Sometimes I dont want to follow a plot, and rather just relax and watch shit blow up.
Last weekend, par example, Godzilla was on one channel, Out of Africa was on another. I watched Godzilla. It was even one of the later really stupid ones, with Godzooky and all the monsters living on monster island together.
The Hollywood remake of Godzilla was crap, know why? They tried to saddle my nuclear dinosaur friend with the energy beam breath with a plot.
Bah. Plot shmot, Godzilla just shows up and smashes Tokyo or battles monsters until he gets bored. There's your friggin plot, Hemingway.
Same with video games. Sometimes I dont want to play a super intricate RPG, sometimes I just want to blow stuff up or beat the crap out of zombies.
So just relax. Some movies go for the arthouse set, some just for pure entertainment.
I don't need no instructions to know how to rock!!!!
The Godfather and the LOTR series are excluded because they are originally written works
It seems to me that's WHY THEY HAVE GOOD STORIES. Most good movies are adaptations of novels (e.g. "The English Patient"), or of several books on the same subject (e.g. "Lawrence of Arabia"). Instead of either (a) writing half-assed scripts or (b) taking a Philip K. Dick short story and converting it into a vehicle for the future governer of California why don't we go to the motherlode of great SF and Fantasy novels that have never been turned into film:
1) "Forever War", by Joe Haldeman, has been optioned pretty much continuously since it was published, but never gotten a green light.
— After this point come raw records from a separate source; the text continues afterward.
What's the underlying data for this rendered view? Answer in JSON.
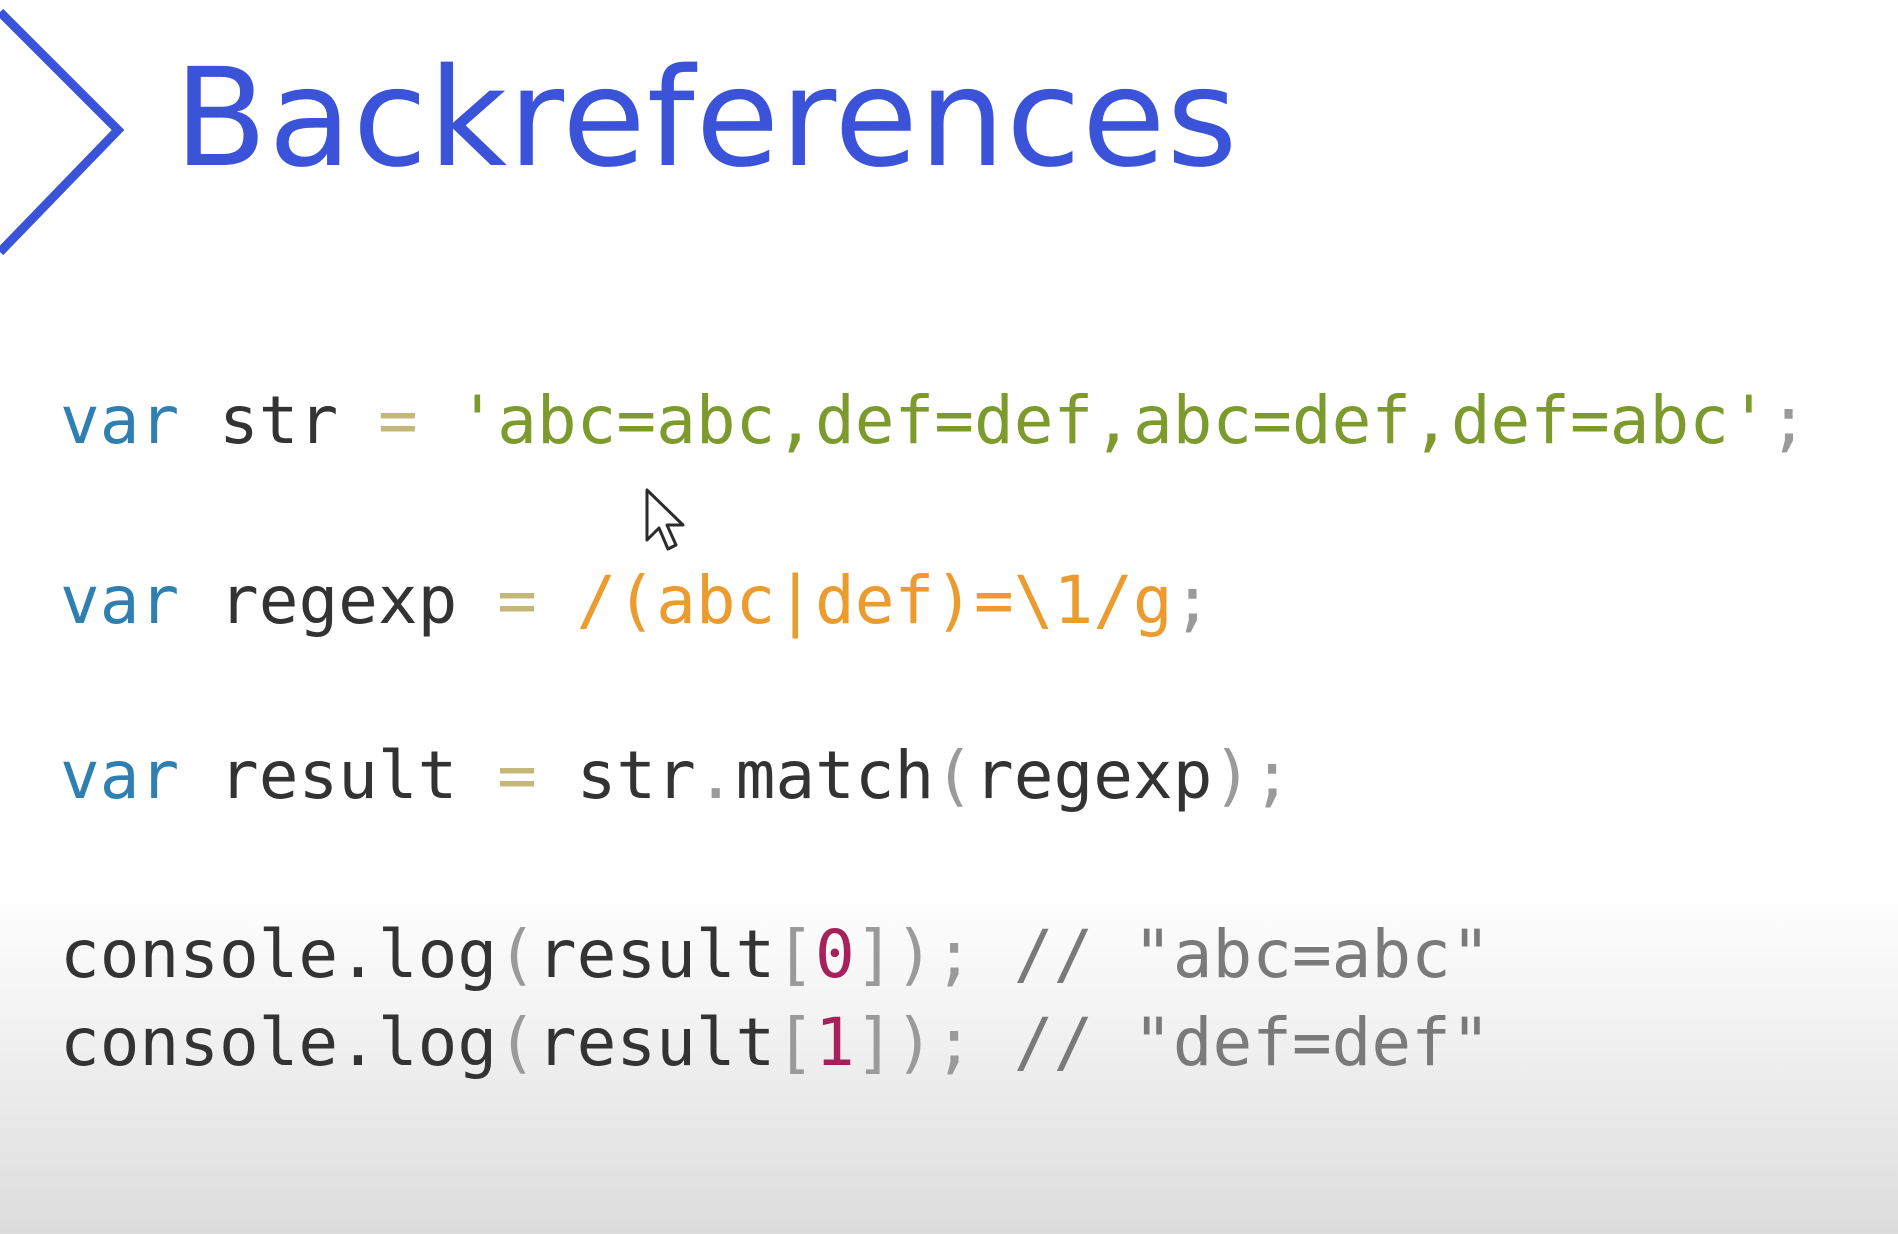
{
  "slide": {
    "title": "Backreferences"
  },
  "code": {
    "line1": {
      "keyword": "var",
      "name": "str",
      "assign": "=",
      "literal": "'abc=abc,def=def,abc=def,def=abc'",
      "semi": ";"
    },
    "line2": {
      "keyword": "var",
      "name": "regexp",
      "assign": "=",
      "literal": "/(abc|def)=\\1/g",
      "semi": ";"
    },
    "line3": {
      "keyword": "var",
      "name": "result",
      "assign": "=",
      "object": "str",
      "dot": ".",
      "method": "match",
      "open_paren": "(",
      "arg": "regexp",
      "close_paren": ")",
      "semi": ";"
    },
    "line4": {
      "object": "console",
      "dot": ".",
      "method": "log",
      "open_paren": "(",
      "arg": "result",
      "open_bracket": "[",
      "index": "0",
      "close_bracket": "]",
      "close_paren": ")",
      "semi": ";",
      "comment": "// \"abc=abc\""
    },
    "line5": {
      "object": "console",
      "dot": ".",
      "method": "log",
      "open_paren": "(",
      "arg": "result",
      "open_bracket": "[",
      "index": "1",
      "close_bracket": "]",
      "close_paren": ")",
      "semi": ";",
      "comment": "// \"def=def\""
    }
  },
  "icons": {
    "chevron": "chevron-right-icon",
    "cursor": "mouse-pointer-icon"
  },
  "colors": {
    "title": "#3a53d9",
    "keyword": "#2f7fb0",
    "string": "#7c9b2c",
    "regex": "#ec9b2f",
    "number": "#a6215b"
  }
}
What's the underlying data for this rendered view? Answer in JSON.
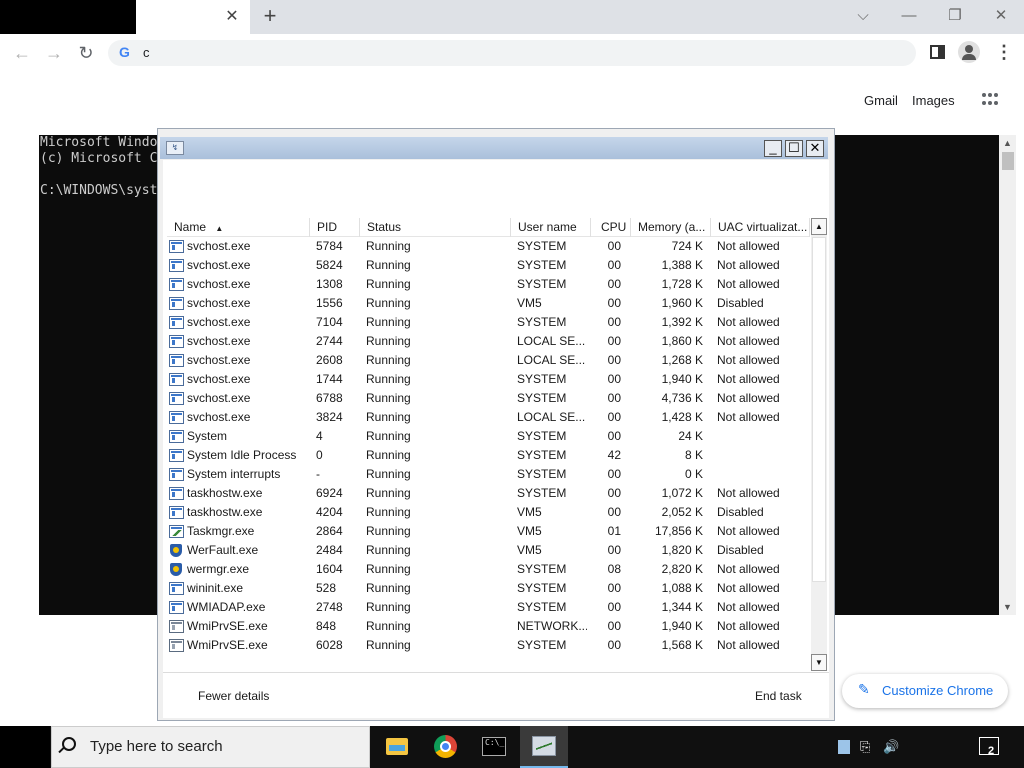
{
  "browser": {
    "omnibox_text": "c",
    "tab_close": "✕",
    "new_tab": "+",
    "controls": {
      "dropdown": "⌵",
      "minimize": "—",
      "restore": "❐",
      "close": "✕"
    },
    "nav": {
      "back": "←",
      "forward": "→",
      "reload": "↻",
      "menu": "⋮"
    }
  },
  "google": {
    "gmail": "Gmail",
    "images": "Images",
    "customize": "Customize Chrome",
    "customize_icon": "✎"
  },
  "console": {
    "lines": "Microsoft Windo\n(c) Microsoft C\n\nC:\\WINDOWS\\syst",
    "scroll_up": "▲",
    "scroll_down": "▼"
  },
  "task_manager": {
    "title_icon": "↯",
    "buttons": {
      "minimize": "_",
      "maximize": "☐",
      "close": "✕"
    },
    "columns": {
      "name": "Name",
      "pid": "PID",
      "status": "Status",
      "user": "User name",
      "cpu": "CPU",
      "memory": "Memory (a...",
      "uac": "UAC virtualizat..."
    },
    "sort_indicator": "▲",
    "rows": [
      {
        "name": "svchost.exe",
        "pid": "5784",
        "status": "Running",
        "user": "SYSTEM",
        "cpu": "00",
        "memory": "724 K",
        "uac": "Not allowed",
        "icon": "svc"
      },
      {
        "name": "svchost.exe",
        "pid": "5824",
        "status": "Running",
        "user": "SYSTEM",
        "cpu": "00",
        "memory": "1,388 K",
        "uac": "Not allowed",
        "icon": "svc"
      },
      {
        "name": "svchost.exe",
        "pid": "1308",
        "status": "Running",
        "user": "SYSTEM",
        "cpu": "00",
        "memory": "1,728 K",
        "uac": "Not allowed",
        "icon": "svc"
      },
      {
        "name": "svchost.exe",
        "pid": "1556",
        "status": "Running",
        "user": "VM5",
        "cpu": "00",
        "memory": "1,960 K",
        "uac": "Disabled",
        "icon": "svc"
      },
      {
        "name": "svchost.exe",
        "pid": "7104",
        "status": "Running",
        "user": "SYSTEM",
        "cpu": "00",
        "memory": "1,392 K",
        "uac": "Not allowed",
        "icon": "svc"
      },
      {
        "name": "svchost.exe",
        "pid": "2744",
        "status": "Running",
        "user": "LOCAL SE...",
        "cpu": "00",
        "memory": "1,860 K",
        "uac": "Not allowed",
        "icon": "svc"
      },
      {
        "name": "svchost.exe",
        "pid": "2608",
        "status": "Running",
        "user": "LOCAL SE...",
        "cpu": "00",
        "memory": "1,268 K",
        "uac": "Not allowed",
        "icon": "svc"
      },
      {
        "name": "svchost.exe",
        "pid": "1744",
        "status": "Running",
        "user": "SYSTEM",
        "cpu": "00",
        "memory": "1,940 K",
        "uac": "Not allowed",
        "icon": "svc"
      },
      {
        "name": "svchost.exe",
        "pid": "6788",
        "status": "Running",
        "user": "SYSTEM",
        "cpu": "00",
        "memory": "4,736 K",
        "uac": "Not allowed",
        "icon": "svc"
      },
      {
        "name": "svchost.exe",
        "pid": "3824",
        "status": "Running",
        "user": "LOCAL SE...",
        "cpu": "00",
        "memory": "1,428 K",
        "uac": "Not allowed",
        "icon": "svc"
      },
      {
        "name": "System",
        "pid": "4",
        "status": "Running",
        "user": "SYSTEM",
        "cpu": "00",
        "memory": "24 K",
        "uac": "",
        "icon": "svc"
      },
      {
        "name": "System Idle Process",
        "pid": "0",
        "status": "Running",
        "user": "SYSTEM",
        "cpu": "42",
        "memory": "8 K",
        "uac": "",
        "icon": "svc"
      },
      {
        "name": "System interrupts",
        "pid": "-",
        "status": "Running",
        "user": "SYSTEM",
        "cpu": "00",
        "memory": "0 K",
        "uac": "",
        "icon": "svc"
      },
      {
        "name": "taskhostw.exe",
        "pid": "6924",
        "status": "Running",
        "user": "SYSTEM",
        "cpu": "00",
        "memory": "1,072 K",
        "uac": "Not allowed",
        "icon": "svc"
      },
      {
        "name": "taskhostw.exe",
        "pid": "4204",
        "status": "Running",
        "user": "VM5",
        "cpu": "00",
        "memory": "2,052 K",
        "uac": "Disabled",
        "icon": "svc"
      },
      {
        "name": "Taskmgr.exe",
        "pid": "2864",
        "status": "Running",
        "user": "VM5",
        "cpu": "01",
        "memory": "17,856 K",
        "uac": "Not allowed",
        "icon": "graph"
      },
      {
        "name": "WerFault.exe",
        "pid": "2484",
        "status": "Running",
        "user": "VM5",
        "cpu": "00",
        "memory": "1,820 K",
        "uac": "Disabled",
        "icon": "shield"
      },
      {
        "name": "wermgr.exe",
        "pid": "1604",
        "status": "Running",
        "user": "SYSTEM",
        "cpu": "08",
        "memory": "2,820 K",
        "uac": "Not allowed",
        "icon": "shield"
      },
      {
        "name": "wininit.exe",
        "pid": "528",
        "status": "Running",
        "user": "SYSTEM",
        "cpu": "00",
        "memory": "1,088 K",
        "uac": "Not allowed",
        "icon": "svc"
      },
      {
        "name": "WMIADAP.exe",
        "pid": "2748",
        "status": "Running",
        "user": "SYSTEM",
        "cpu": "00",
        "memory": "1,344 K",
        "uac": "Not allowed",
        "icon": "svc"
      },
      {
        "name": "WmiPrvSE.exe",
        "pid": "848",
        "status": "Running",
        "user": "NETWORK...",
        "cpu": "00",
        "memory": "1,940 K",
        "uac": "Not allowed",
        "icon": "multi"
      },
      {
        "name": "WmiPrvSE.exe",
        "pid": "6028",
        "status": "Running",
        "user": "SYSTEM",
        "cpu": "00",
        "memory": "1,568 K",
        "uac": "Not allowed",
        "icon": "multi"
      }
    ],
    "fewer_details": "Fewer details",
    "end_task": "End task",
    "scroll_up": "▲",
    "scroll_down": "▼"
  },
  "taskbar": {
    "search_placeholder": "Type here to search",
    "cmd_glyph": "C:\\_",
    "tray_network": "⎘",
    "tray_volume": "🔊",
    "notification_count": "2"
  }
}
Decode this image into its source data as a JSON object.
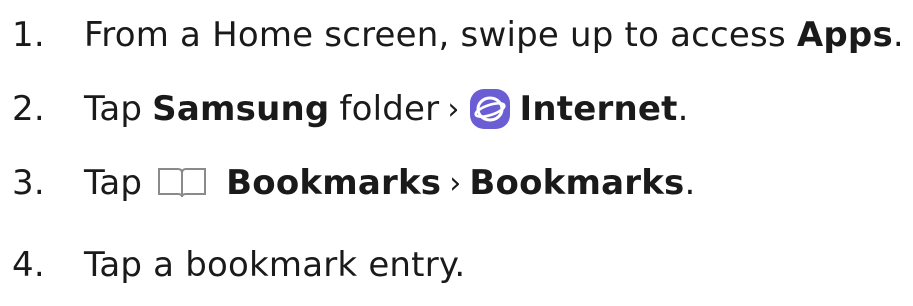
{
  "steps": [
    {
      "number": "1.",
      "parts": [
        "From a Home screen, swipe up to access ",
        "Apps",
        "."
      ]
    },
    {
      "number": "2.",
      "parts": [
        "Tap",
        "Samsung",
        "folder",
        "›",
        "Internet",
        "."
      ],
      "icon": "samsung-internet-icon"
    },
    {
      "number": "3.",
      "parts": [
        "Tap",
        "Bookmarks",
        "›",
        "Bookmarks",
        "."
      ],
      "icon": "bookmarks-book-icon"
    },
    {
      "number": "4.",
      "parts": [
        "Tap a bookmark entry."
      ]
    }
  ],
  "colors": {
    "text": "#1a1a1a",
    "internet_icon_fill": "#6b5dd3",
    "bookmark_icon_stroke": "#8a8a8a"
  }
}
2) Where's "Neuromancer" -- the book from which everything in the Matrix (including its name) that didn't come from Kung Fu movies was stolen? Again it's been optioned continuously but never green-lighted.
There's a boatload of great novels (and comics -- how about making "Watchmen" instead of "LXO" or "The Dark Knight Returns" instead of "Batman") waiting to be made into films. Why are we making $100,000,000 films of atrocious scripts?
direction, acting or cinematography aren't the key creative process in filmmaking... editing is (and because of the editing techniques he pioneered, D.W. Griffith can be said to be the father of modern cinema). Of course this all depends on if you ascribe to the auteur theory...
An implicit question of the last, oh, 28 years in movies (using Jaws as the start... maybe 2001?) is if big special effects are an editing process (and, thus, creative) or just the next step in set design? Bullet-time and wire-fu may be neat tricks, but do they add anything to what the story is saying (heck, it's quite possible that movie A can use both to say something while movie B can just use them as garnish)? But even The Matrix's big selling point isn't the action (or what differentiates it from say Ballistic: Ecks versus Sever). If it was limited to non-CGI techniques from 30 years ago, would the movie suffered anything more than "realism"?
So this article has this neat cubism thing. Another tool in the workbench. But film isn't painting. Visuals are a means not an end. Maybe someone will come along and blow us away. But Memento and Irreversible work by using a cut and paste method developed a century ago, not an advance in digital postproduction.
What is music when you despise all sound?